The Old Town Canoe Company couldn’t have started in a better place when it built its first canoe more than a hundred years ago. Old Town, Maine, is a small city located on the fringe of the Great North Woods and next to the Penobscot Indian Island Reservation. The Penobscot River runs right through Old Town.
The Penobscot people had been making birch bark canoes for hundreds of years. They provided the inspiration – and many employees – for the Old Town Canoe Company’s original wood-and-canvas canoes.
For centuries, natives and non-natives in Northern Maine had used canoes as workboats. But then canoes evolved into recreational craft — wildly popular recreational craft. Decades later the canoe-like kayak became all the rage.
The Old Town Canoe Company has ridden those waves ever since 1898. Today it makes more kayaks than canoes. But it has, remarkably, survived as an American company that still makes something. Here’s how they did it.
Penobscot
The Penobscot people built their community on and near the Penobscot River and Bay. For centuries they have lived and worked on the river as hunters, fishermen, log drivers, craftsmen, trappers, guides and stewards.
Their birchbark canoes are sometimes called “one of the greatest inventions in human history.” It takes 500 hours to make one.
To do it, the Penobscot used one piece of birchbark from stem to stern. They used ash and cedar for the gunwales, spruce root and sap to plug the cracks and cedar strips for the thwarts. Then they’d sink the canoe in the fall and raise it in the spring to keep the bark pliable.
In 1857, Henry David Thoreau took a canoe trip with his Penobscot guide, Joseph Polis, from Bangor to the Allagash Lakes and back.
He recounted a discussion between Polis and a St. Francis native about the kind of spruce root to use in a birch bark canoe.
Our Indian said that he used black spruce roots to sew canoes with, obtaining it from high lands or mountains.

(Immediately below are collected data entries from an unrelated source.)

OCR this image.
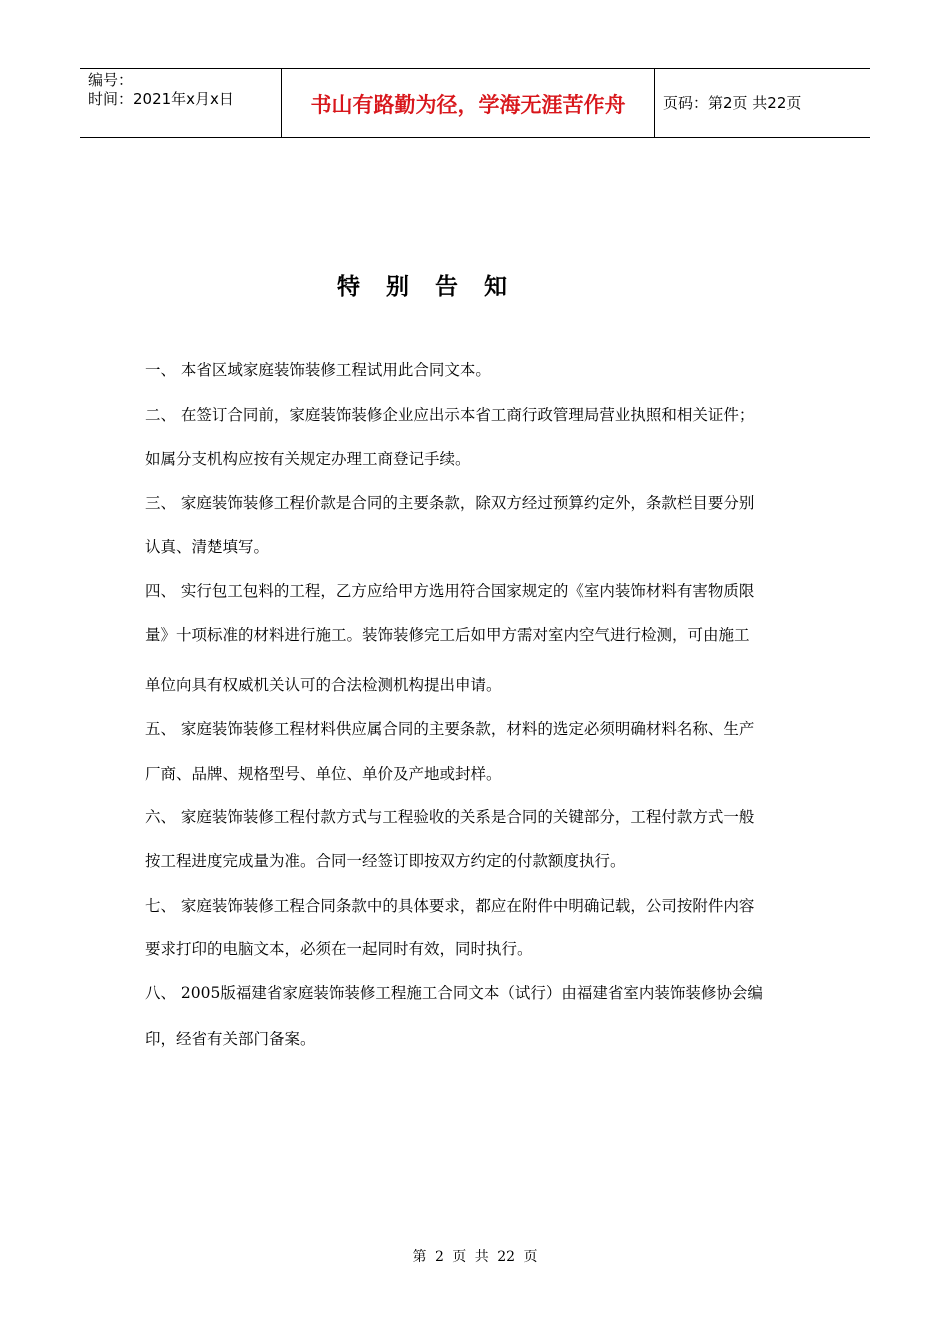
编号：
时间：2021年x月x日	书山有路勤为径，学海无涯苦作舟	页码：第2页 共22页
特别告知
一、 本省区域家庭装饰装修工程试用此合同文本。
二、 在签订合同前，家庭装饰装修企业应出示本省工商行政管理局营业执照和相关证件；
如属分支机构应按有关规定办理工商登记手续。
三、 家庭装饰装修工程价款是合同的主要条款，除双方经过预算约定外，条款栏目要分别
认真、清楚填写。
四、 实行包工包料的工程，乙方应给甲方选用符合国家规定的《室内装饰材料有害物质限
量》十项标准的材料进行施工。装饰装修完工后如甲方需对室内空气进行检测，可由施工
单位向具有权威机关认可的合法检测机构提出申请。
五、 家庭装饰装修工程材料供应属合同的主要条款，材料的选定必须明确材料名称、生产
厂商、品牌、规格型号、单位、单价及产地或封样。
六、 家庭装饰装修工程付款方式与工程验收的关系是合同的关键部分，工程付款方式一般
按工程进度完成量为准。合同一经签订即按双方约定的付款额度执行。
七、 家庭装饰装修工程合同条款中的具体要求，都应在附件中明确记载，公司按附件内容
要求打印的电脑文本，必须在一起同时有效，同时执行。
八、 2005版福建省家庭装饰装修工程施工合同文本（试行）由福建省室内装饰装修协会编
印，经省有关部门备案。
第 2 页 共 22 页
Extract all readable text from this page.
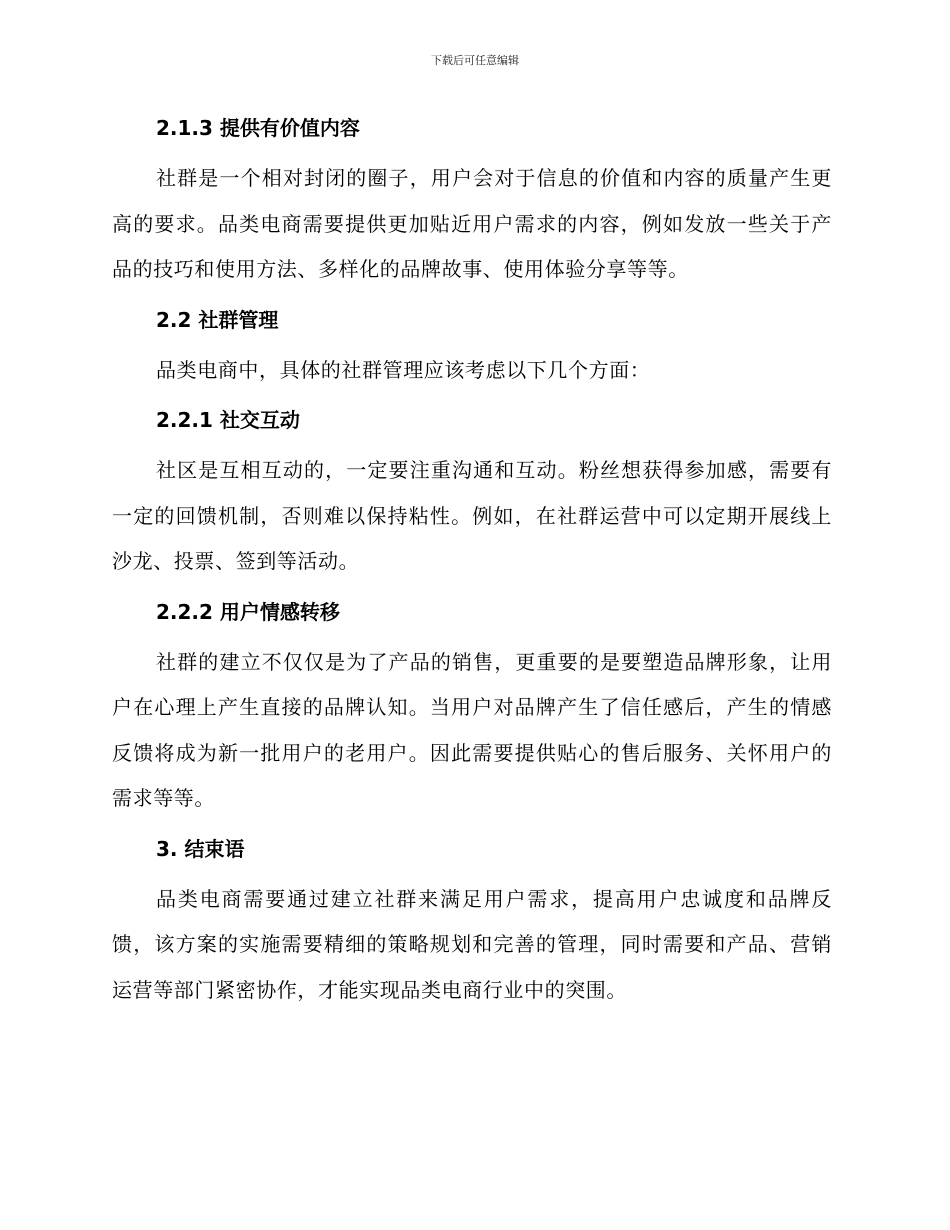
下载后可任意编辑
2.1.3 提供有价值内容

社群是一个相对封闭的圈子，用户会对于信息的价值和内容的质量产生更高的要求。品类电商需要提供更加贴近用户需求的内容，例如发放一些关于产品的技巧和使用方法、多样化的品牌故事、使用体验分享等等。

2.2 社群管理

品类电商中，具体的社群管理应该考虑以下几个方面：

2.2.1 社交互动

社区是互相互动的，一定要注重沟通和互动。粉丝想获得参加感，需要有一定的回馈机制，否则难以保持粘性。例如，在社群运营中可以定期开展线上沙龙、投票、签到等活动。

2.2.2 用户情感转移

社群的建立不仅仅是为了产品的销售，更重要的是要塑造品牌形象，让用户在心理上产生直接的品牌认知。当用户对品牌产生了信任感后，产生的情感反馈将成为新一批用户的老用户。因此需要提供贴心的售后服务、关怀用户的需求等等。

3. 结束语

品类电商需要通过建立社群来满足用户需求，提高用户忠诚度和品牌反馈，该方案的实施需要精细的策略规划和完善的管理，同时需要和产品、营销运营等部门紧密协作，才能实现品类电商行业中的突围。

The St. Francis Indians thought that white spruce roots might be best. But the former said, “No good, break, can’t split ’em.”
I told him I thought that I could make a canoe, but he expressed great doubt of it; at any rate he thought that my work would not be “neat” the first time.
Industrial Highway
Going without a boat in 19th century Maine would be like not having a car or a truck today.
When Thoreau took his canoe trip, the Penobscot River functioned as an industrial highway. Schooners hauled wood products from Bangor, the world’s largest lumber port, to international destinations. River drivers used bateaux to maneuver along the logs they drove.
With strong demand for schooners, bateaux and canoes, boatbuilding thrived in the Bangor region.
Sometime after the Civil War, the birchbark canoe inspired canoe makers in and near Old Town. They began making wood and canvas canoes. Evan H. Gerrish may have been the first, selling them from his shop in Bangor, 12 miles from Old Town. Edwin M. White saw one of Gerrish’s canoes and started making his own in Old Town. Alfred E. Wickett worked for him, and later for the Old Town Canoe Company. C.B. Thatcher of Bangor, B.N. Morris of Veazie and G.E. Carleton in Old Town also made canoes.
Old Town Canoe
By 1898, 15 factories reportedly made canoes in the Old Town area. That year, George Gray hired A.E. Wickett to build a wood-and-canvas canoe behind his hardware store. George and his brother Herbert didn’t build boats, but they hired people who did. In 1901 they bought a former shoe factory on Middle Street and began making canoes out of it. Some of those survived for a hundred years.
Their wood-and-canvas canoe sold quickly, bolstered by a craze for canoeing. Young people especially liked courting canoes. The young man would paddle from the back thwart. The young lady would face him, sitting on a pillow on the bottom and enjoying the ride.
The video below, by Thomas Edison, gives you an idea of just how popular canoeing had gotten by 1904.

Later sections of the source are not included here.